5. Design & Implementation
It was decided to use C++ as the implementation language, in order that the Neural Net training algorithms should run as fast as possible. The software was developed in a PC environment in order to work closely with the input data provided by Recycle.
5.1. Overview of software structure
The overall design of the software can be divided into three main sections, which are:
- Pre-processing, which has been implemented in procedural code using global functions. The function main() resides within this body of code and it is from here that all the pre-processing functions are called, and that the network objects are instantiated.
- The Multi-Layer Perceptron. This has been implemented as two classes, the MLP class containing all functions concerning the operation of the network, and the Node class, from which each node in the network is instantiated.
- The Self Organising Map, implemented as the class SOM.

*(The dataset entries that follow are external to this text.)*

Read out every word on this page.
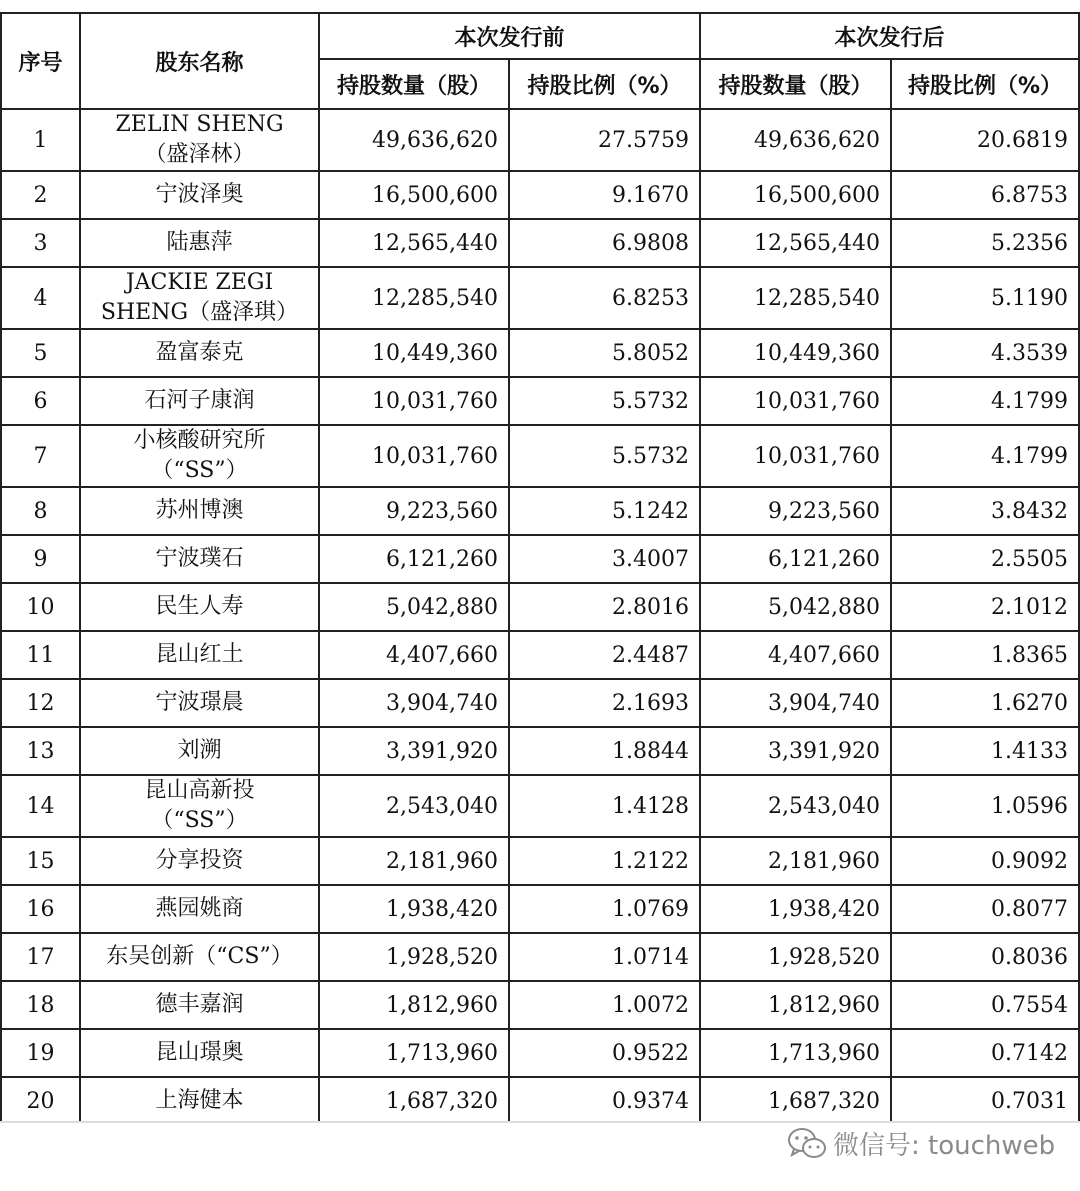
序号	股东名称	本次发行前		本次发行后	
		持股数量（股）	持股比例（%）	持股数量（股）	持股比例（%）
1	ZELIN SHENG
（盛泽林）	49,636,620	27.5759	49,636,620	20.6819
2	宁波泽奥	16,500,600	9.1670	16,500,600	6.8753
3	陆惠萍	12,565,440	6.9808	12,565,440	5.2356
4	JACKIE ZEGI
SHENG（盛泽琪）	12,285,540	6.8253	12,285,540	5.1190
5	盈富泰克	10,449,360	5.8052	10,449,360	4.3539
6	石河子康润	10,031,760	5.5732	10,031,760	4.1799
7	小核酸研究所
（“SS”）	10,031,760	5.5732	10,031,760	4.1799
8	苏州博澳	9,223,560	5.1242	9,223,560	3.8432
9	宁波璞石	6,121,260	3.4007	6,121,260	2.5505
10	民生人寿	5,042,880	2.8016	5,042,880	2.1012
11	昆山红土	4,407,660	2.4487	4,407,660	1.8365
12	宁波璟晨	3,904,740	2.1693	3,904,740	1.6270
13	刘溯	3,391,920	1.8844	3,391,920	1.4133
14	昆山高新投
（“SS”）	2,543,040	1.4128	2,543,040	1.0596
15	分享投资	2,181,960	1.2122	2,181,960	0.9092
16	燕园姚商	1,938,420	1.0769	1,938,420	0.8077
17	东吴创新（“CS”）	1,928,520	1.0714	1,928,520	0.8036
18	德丰嘉润	1,812,960	1.0072	1,812,960	0.7554
19	昆山璟奥	1,713,960	0.9522	1,713,960	0.7142
20	上海健本	1,687,320	0.9374	1,687,320	0.7031

微信号: touchweb
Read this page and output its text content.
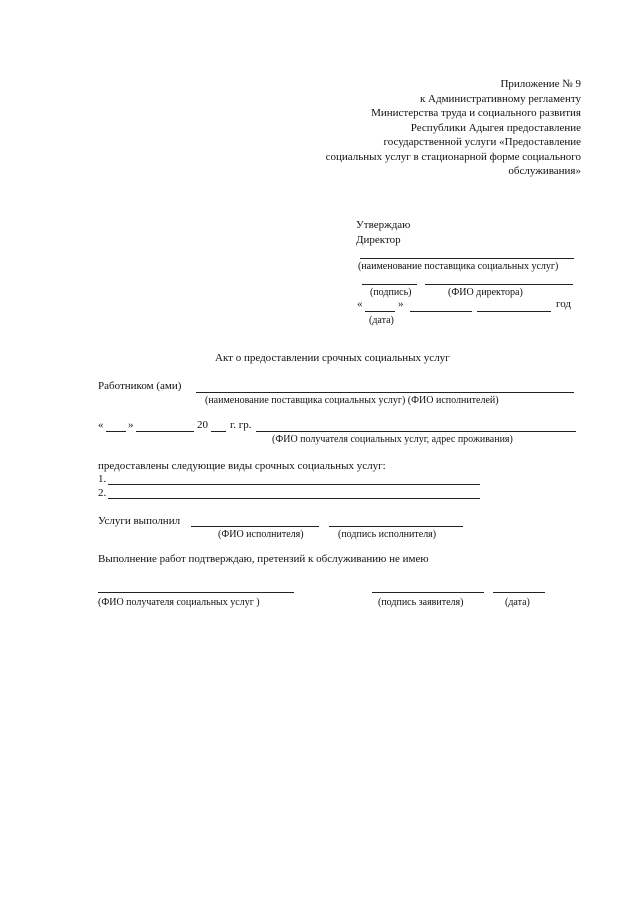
Приложение № 9
к Административному регламенту
Министерства труда и социального развития
Республики Адыгея предоставление
государственной услуги «Предоставление
социальных услуг в стационарной форме социального
обслуживания»
Утверждаю
Директор
(наименование поставщика социальных услуг)
(подпись)	(ФИО директора)
«	»	год
(дата)
Акт о предоставлении срочных социальных услуг
Работником (ами)
(наименование поставщика социальных услуг) (ФИО исполнителей)
« »	20 г. гр.
(ФИО получателя социальных услуг, адрес проживания)
предоставлены следующие виды срочных социальных услуг:
1.
2.
Услуги выполнил
(ФИО исполнителя)	(подпись исполнителя)
Выполнение работ подтверждаю, претензий к обслуживанию не имею
(ФИО получателя социальных услуг )	(подпись заявителя)	(дата)
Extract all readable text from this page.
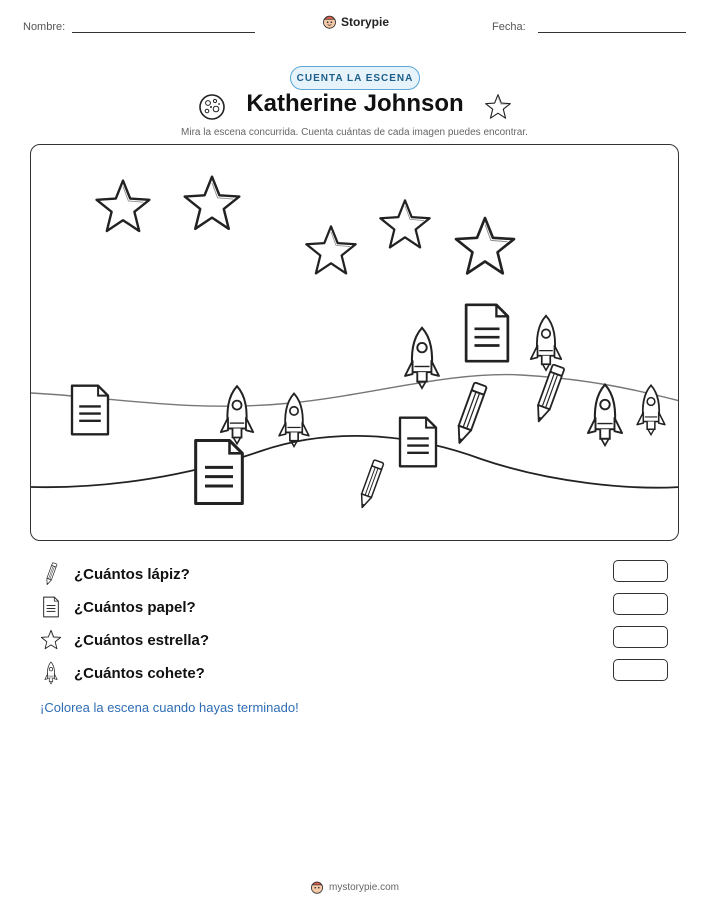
Nombre:	Storypie	Fecha:
CUENTA LA ESCENA
Katherine Johnson
Mira la escena concurrida. Cuenta cuántas de cada imagen puedes encontrar.
¿Cuántos lápiz?
¿Cuántos papel?
¿Cuántos estrella?
¿Cuántos cohete?
¡Colorea la escena cuando hayas terminado!
mystorypie.com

5.2.1. Design of the data structure, TrainingVects
All relevant data relating to each .rcy file read (each sampled break), is stored in the structure TrainingVects, which can be seen in appendix A. This structure includes (for each drum within the break) the quantised FFT vectors, neural net target values, the amplitude value and the frequency of peak magnitude. Each one of these structs is then placed in an array, in order that the complete training data or test data can be passed to each neural net object.
5.2.2. Description of the major functionalities of the pre-processing code
A list of all of the pre-processing functions is given in appendix A. Rather than explain each function individually, the main pre-processing tasks that use these functions are described below.
22.214.171.124. .rcy data reading problems
The layout of data within the .rcy files can be seen in appendix B, only relevant data has been indicated. ReCycle was originally developed for the Mac, therefore data stored in .rcy files is in Mac format. This causes two slight problems in that all integer variables are stored in the reverse to PC format, and floating point variables are not stored in IEEE format. The former problem was solvable by reading all data a byte at a time, then placing the bytes into each relevant variable in correct order. The latter required splitting the Mac stored float variables into mantissa, exponent and sign bits, then repositioning these pieces of data into a float variable in IEEE format (performed by the function floatConvert()).